Odkąd Kinowe Uniwersum Marvela zawitało do świata seriali, często mogliśmy usłyszeć, że tworzą oni "sześcio- lub ośmiogodzinny film". Tak między innymi Anthony Mackie opisywał Falcon i Zimowy żołnierz, obiecując na małym ekranie rozrywkę rodem z kina. Ewan McGregor opisał z kolei Obi-Wana Kenobiego jako "jeden wielki film", który "tak się składa, że jest podzielony na odcinki". Showrunner The Boys, Eric Kripke wyraził swój sprzeciw wobec takiej postawie. W rozmowie dla Vulture podzielił się swoją frustracją z faktu, że seriale na streaming traktowane są jak wydłużone filmy. Jego zdaniem wciąż wielu filmowców mimo przejścia na streaming, próbuje tworzyć treści na wzór tradycyjnej telewizji. Zdaniem showrunnera serialu Amazona, czują się oni lepiej w sytuacji, gdy mogą zrobić serial trwający dziesięć godzin, ale coś w nich zacznie się dziać dopiero po upływie ośmiu.

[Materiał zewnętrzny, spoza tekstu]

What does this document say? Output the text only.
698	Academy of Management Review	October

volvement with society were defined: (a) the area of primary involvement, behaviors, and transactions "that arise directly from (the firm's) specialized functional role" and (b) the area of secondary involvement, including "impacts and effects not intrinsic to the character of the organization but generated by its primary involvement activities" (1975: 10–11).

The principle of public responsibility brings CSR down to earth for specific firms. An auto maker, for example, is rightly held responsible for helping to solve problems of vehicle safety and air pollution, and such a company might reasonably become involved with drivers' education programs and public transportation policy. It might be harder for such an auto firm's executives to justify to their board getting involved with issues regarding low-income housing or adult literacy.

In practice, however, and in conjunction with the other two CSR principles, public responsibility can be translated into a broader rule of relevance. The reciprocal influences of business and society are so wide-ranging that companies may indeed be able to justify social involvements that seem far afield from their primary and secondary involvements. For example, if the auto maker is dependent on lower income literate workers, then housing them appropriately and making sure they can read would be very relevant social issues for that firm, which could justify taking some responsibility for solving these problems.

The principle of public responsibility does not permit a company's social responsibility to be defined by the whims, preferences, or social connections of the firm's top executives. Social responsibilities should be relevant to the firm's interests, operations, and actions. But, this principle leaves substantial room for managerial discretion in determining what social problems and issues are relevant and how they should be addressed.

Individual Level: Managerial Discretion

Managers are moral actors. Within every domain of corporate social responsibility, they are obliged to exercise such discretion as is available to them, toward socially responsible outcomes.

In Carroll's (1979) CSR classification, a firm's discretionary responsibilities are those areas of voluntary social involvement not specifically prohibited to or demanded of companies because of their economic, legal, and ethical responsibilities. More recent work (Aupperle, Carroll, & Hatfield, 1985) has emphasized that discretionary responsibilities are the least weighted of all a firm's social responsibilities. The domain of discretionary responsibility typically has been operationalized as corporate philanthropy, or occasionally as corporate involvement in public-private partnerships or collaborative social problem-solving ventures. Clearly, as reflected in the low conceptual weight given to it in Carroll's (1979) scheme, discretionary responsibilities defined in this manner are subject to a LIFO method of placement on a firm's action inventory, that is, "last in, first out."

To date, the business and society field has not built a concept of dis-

Jako gość ze stacji, który musiał widzów zainteresować przez 22 pieprzone godziny w roku, nie miałem z tego wielu korzyści. Krytycy powiedzą wam, że w ósmym odcinku, dzieje się naprawdę dobre g*wno. Albo każdy, kto mówi: "Cóż, tak naprawdę robię 10-godzinny film". Pie**ol się! Nie, nie robisz! Zrób serial telewizyjny. Jesteś w branży rozrywkowej!
Przypomnijmy, że Kripke pracował jako twórca popularnego serialu Nie z tego świata długo emitowanego w tradycyjnej telewizji. Przyznaje jednak, że mogąc pracować dla streamingu, nie wyobraża sobie powrotu do tamtego trybu pracy.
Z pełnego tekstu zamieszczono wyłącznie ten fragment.